2. The electronic display device (1) according to claim 1, wherein the screen (2) is bent such that the edge region (4) bends toward the back side of the display region (3).
3. The electronic display device (1) according to any one of the preceding claims, wherein the screen (2) is configured as an electronic paper screen (2).
4. The electronic display device (1) according to any one of the preceding claims, wherein the screen (2) has an electrode connection element (7), the electrode connection element having, in particular, a conductive paint, especially a silver paste, preferably composed of silver paste, wherein - The electrode connection element (7) connects at least two electrodes of different layers of the screen (2), and wherein - The electrode connection element (7) is located in the edge region (4) of the screen (2) behind the display area (3).
5. The electronic display device (1) according to any one of the preceding claims, wherein the edge region (4) located behind the display area (3) has a connection region (9) for connecting the component carrier (8).
6. The electronic display device (1) according to any one of the preceding claims, wherein the edge region (4) located behind the display area (3) is coupled to the component carrier (8).
7. The electronic display device (1) according to claim 6, wherein the component carrier (8) is configured as a flexible printed circuit board, particularly as an FPC connector.
8. The electronic display device (1) according to any one of claims 6 to 7, wherein the component carrier (8) has at least one component (10, 11, 12, 13), the component being positioned directly behind the screen (2).
9. An electronic display device according to any one of the preceding claims, particularly according to any one of claims 6 to 8, wherein the electronic display device has a light-emitting unit (10), the light-emitting unit being configured in particular as a light-emitting diode, preferably configured as a component of a component carrier (8).
10. The electronic display device (1) according to claim 9, wherein the light-emitting unit (10) is positioned for illuminating the screen (2), particularly for backlighting the screen (2).
11. The electronic display device (1) according to any one of the preceding claims, wherein the electronic display device is configured to be without a radio module.
12. The electronic display device (1) according to any one of the preceding claims has a component carrier, wherein the component carrier is connected to a contact device (14), wherein the contact device (14) is configured for conductive contact with an electronic shelf rail (24).
13. The electronic display device (1) according to any one of the preceding claims, wherein the electronic display device has a mechanical coupling device (19) for mechanically coupling the electronic display device (1), particularly to a shelf rail (24).
14. A method for manufacturing an electronic display device (1), The electronic display device (1) has a flexible screen (2) having a display area (3) and an edge area (4) located outside the display area (3). The manufacturing method described herein includes the following steps: - The screen (2) is bent such that the edge region (4) is located behind the display region (3).

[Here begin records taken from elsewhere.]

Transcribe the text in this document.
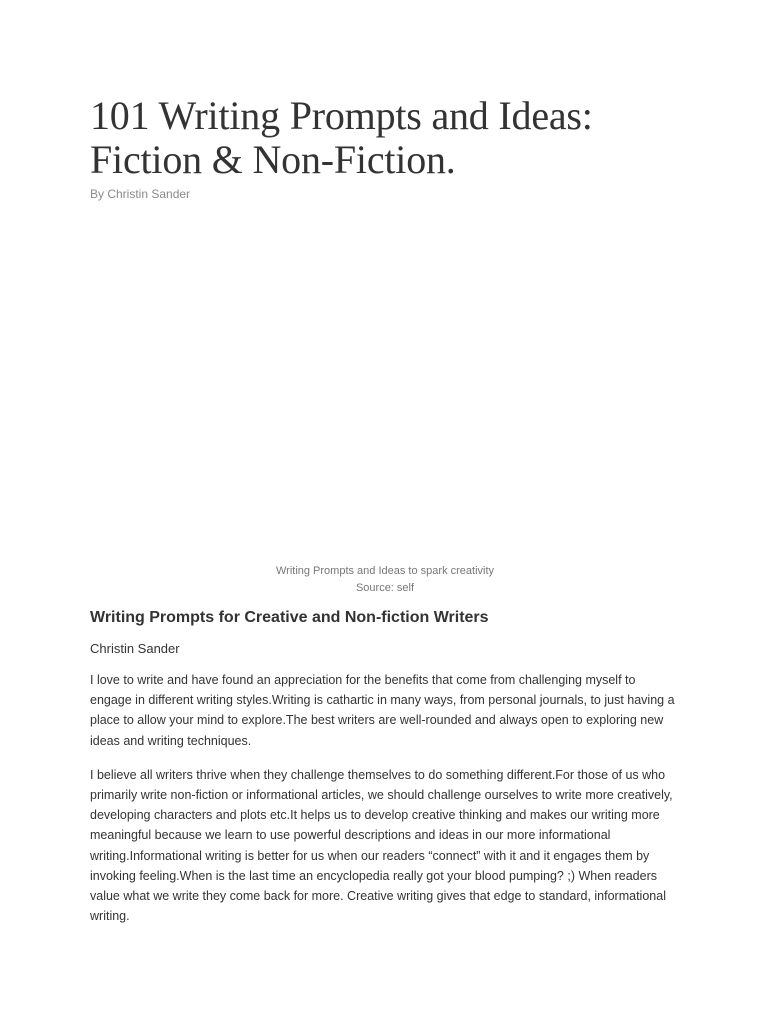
101 Writing Prompts and Ideas: Fiction & Non-Fiction.
By Christin Sander
Writing Prompts and Ideas to spark creativity
Source: self
Writing Prompts for Creative and Non-fiction Writers
Christin Sander

I love to write and have found an appreciation for the benefits that come from challenging myself to engage in different writing styles.Writing is cathartic in many ways, from personal journals, to just having a place to allow your mind to explore.The best writers are well-rounded and always open to exploring new ideas and writing techniques.

I believe all writers thrive when they challenge themselves to do something different.For those of us who primarily write non-fiction or informational articles, we should challenge ourselves to write more creatively, developing characters and plots etc.It helps us to develop creative thinking and makes our writing more meaningful because we learn to use powerful descriptions and ideas in our more informational writing.Informational writing is better for us when our readers “connect” with it and it engages them by invoking feeling.When is the last time an encyclopedia really got your blood pumping? ;) When readers value what we write they come back for more. Creative writing gives that edge to standard, informational writing.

15. A rack guide system (23), having - At least one electronic display device (1) according to any one of claims 1 to 13, and - Shelf rails (24) for mechanically fastening the electronic display device (1).

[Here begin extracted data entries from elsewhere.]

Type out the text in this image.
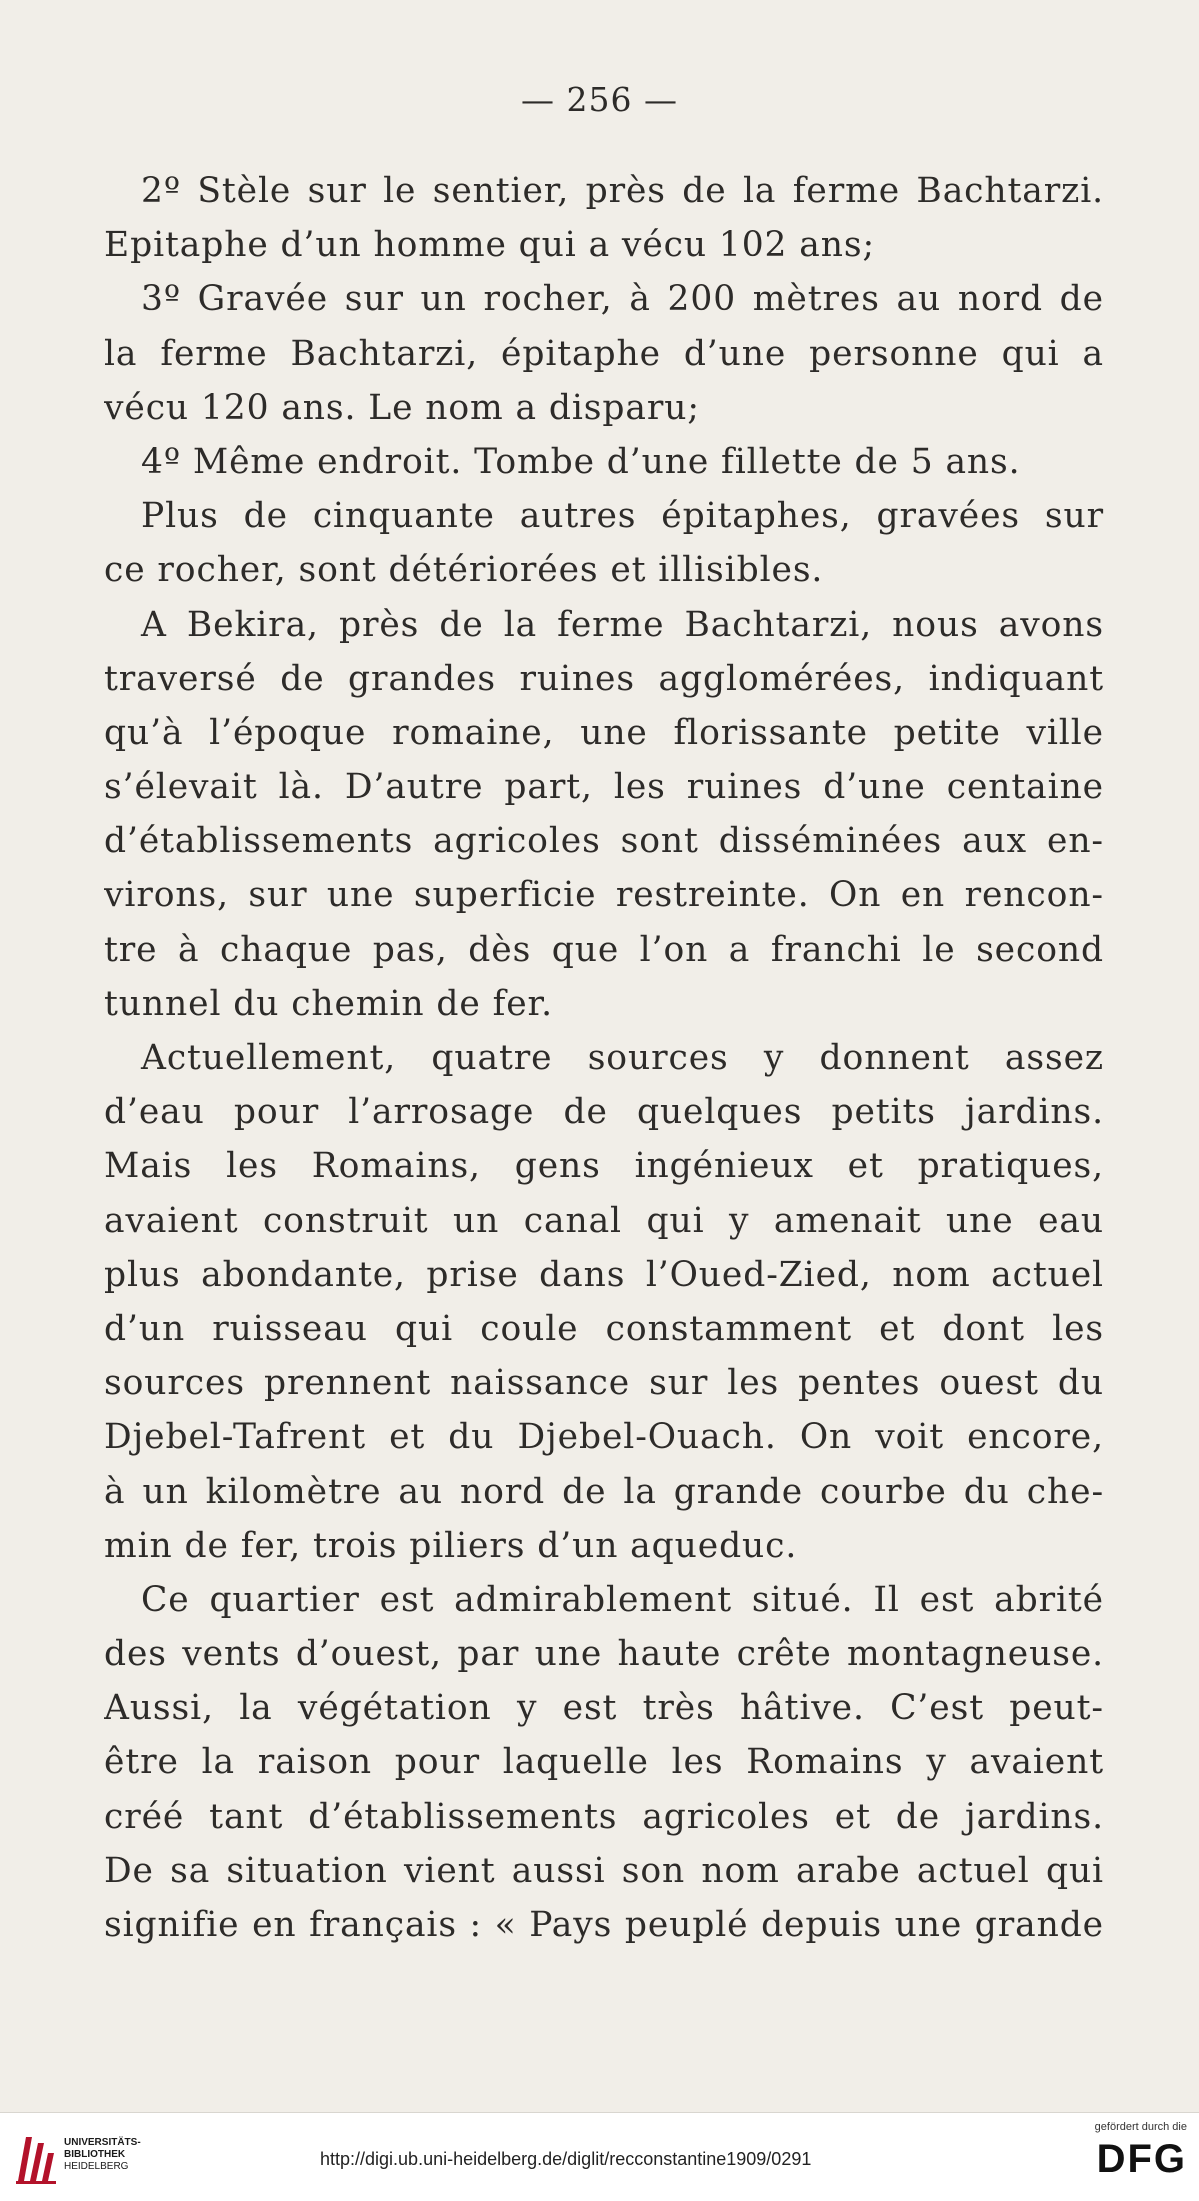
— 256 —
2º Stèle sur le sentier, près de la ferme Bachtarzi.
Epitaphe d’un homme qui a vécu 102 ans;
3º Gravée sur un rocher, à 200 mètres au nord de
la ferme Bachtarzi, épitaphe d’une personne qui a
vécu 120 ans. Le nom a disparu;
4º Même endroit. Tombe d’une fillette de 5 ans.
Plus de cinquante autres épitaphes, gravées sur
ce rocher, sont détériorées et illisibles.
A Bekira, près de la ferme Bachtarzi, nous avons
traversé de grandes ruines agglomérées, indiquant
qu’à l’époque romaine, une florissante petite ville
s’élevait là. D’autre part, les ruines d’une centaine
d’établissements agricoles sont disséminées aux en-
virons, sur une superficie restreinte. On en rencon-
tre à chaque pas, dès que l’on a franchi le second
tunnel du chemin de fer.
Actuellement, quatre sources y donnent assez
d’eau pour l’arrosage de quelques petits jardins.
Mais les Romains, gens ingénieux et pratiques,
avaient construit un canal qui y amenait une eau
plus abondante, prise dans l’Oued-Zied, nom actuel
d’un ruisseau qui coule constamment et dont les
sources prennent naissance sur les pentes ouest du
Djebel-Tafrent et du Djebel-Ouach. On voit encore,
à un kilomètre au nord de la grande courbe du che-
min de fer, trois piliers d’un aqueduc.
Ce quartier est admirablement situé. Il est abrité
des vents d’ouest, par une haute crête montagneuse.
Aussi, la végétation y est très hâtive. C’est peut-
être la raison pour laquelle les Romains y avaient
créé tant d’établissements agricoles et de jardins.
De sa situation vient aussi son nom arabe actuel qui
signifie en français : « Pays peuplé depuis une grande
UNIVERSITÄTS-
BIBLIOTHEK
HEIDELBERG	http://digi.ub.uni-heidelberg.de/diglit/recconstantine1909/0291
gefördert durch die
DFG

16. The shelf rail system (23) according to claim 15, wherein the shelf rail has printed wires (30) that are electrically contactable by the electronic display device (1).
17. The shelf rail system (23) according to any one of claims 15 to 16, having a supply device (25) for supplying the electronic display device (1) in power technology and / or communication technology, particularly via printed wires (30) of the shelf rail (24).